Psychica
Алексей Сергеевич Вилков
Доктор Маликов был далек от разгадок тайн психики. Волею случая он оказывается в эпицентре странных событий, став участником опасных экспериментов управления разумом, погрузившись в борьбу за свободу и независимость. Находясь в заключении, ему предстоит пройти испытание подсознанием, заново пережив увлекательные эпизоды своей биографии: войну, травмы юных лет, далекие путешествия и поиски потерянной семьи.
Алексей Вилков
Psychica
Глава первая
Суточные дежурства редко проходили без непредвиденных сложностей. В минуты затянувшейся паузы сквозь тучи прорезались тусклые огни небосвода, а их плавные тени исчезали в ложбинах косых карнизов. Жажда мучила пересохшее горло, но дух привык стяжать себя и не поддавался на телесные провокации.

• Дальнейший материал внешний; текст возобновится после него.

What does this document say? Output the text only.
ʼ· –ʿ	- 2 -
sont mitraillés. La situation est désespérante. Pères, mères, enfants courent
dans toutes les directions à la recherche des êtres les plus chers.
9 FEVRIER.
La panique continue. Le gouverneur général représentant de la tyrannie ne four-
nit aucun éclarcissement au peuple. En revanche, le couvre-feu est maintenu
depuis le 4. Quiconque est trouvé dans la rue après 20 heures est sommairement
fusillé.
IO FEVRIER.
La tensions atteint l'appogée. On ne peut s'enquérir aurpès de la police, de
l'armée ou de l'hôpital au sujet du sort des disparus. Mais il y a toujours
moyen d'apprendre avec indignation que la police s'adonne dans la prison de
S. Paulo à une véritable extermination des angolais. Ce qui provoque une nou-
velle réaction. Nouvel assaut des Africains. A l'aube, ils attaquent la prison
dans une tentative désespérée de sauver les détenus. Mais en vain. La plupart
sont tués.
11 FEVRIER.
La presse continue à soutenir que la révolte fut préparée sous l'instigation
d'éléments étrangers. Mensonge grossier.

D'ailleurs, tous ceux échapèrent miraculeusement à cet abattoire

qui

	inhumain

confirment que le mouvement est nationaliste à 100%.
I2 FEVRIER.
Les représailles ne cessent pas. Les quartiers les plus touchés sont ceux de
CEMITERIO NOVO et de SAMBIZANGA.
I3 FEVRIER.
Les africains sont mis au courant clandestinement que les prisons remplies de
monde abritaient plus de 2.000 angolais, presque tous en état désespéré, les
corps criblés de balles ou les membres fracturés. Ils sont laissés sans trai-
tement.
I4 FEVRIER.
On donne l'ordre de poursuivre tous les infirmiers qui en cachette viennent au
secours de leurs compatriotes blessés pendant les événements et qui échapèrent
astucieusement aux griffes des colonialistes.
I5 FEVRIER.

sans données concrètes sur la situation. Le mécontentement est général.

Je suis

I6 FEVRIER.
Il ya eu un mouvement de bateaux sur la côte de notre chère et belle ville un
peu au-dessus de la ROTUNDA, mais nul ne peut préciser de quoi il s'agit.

Скорый вызов не обещал приятных вестей. Смену подняли после полуночи, когда добрая половина спасателей пытается отдохнуть, но разве расслабишься в постоянном ожидании террады о помощи?
Диспетчер указал адрес на северо-западе. Максим Сергеевич Маликов вкалывал сутки через двое, в коротких перерывах приводя в порядок дурную голову. И сейчас он пытался вздремнуть, делая вид, что вызов его совсем не заботит.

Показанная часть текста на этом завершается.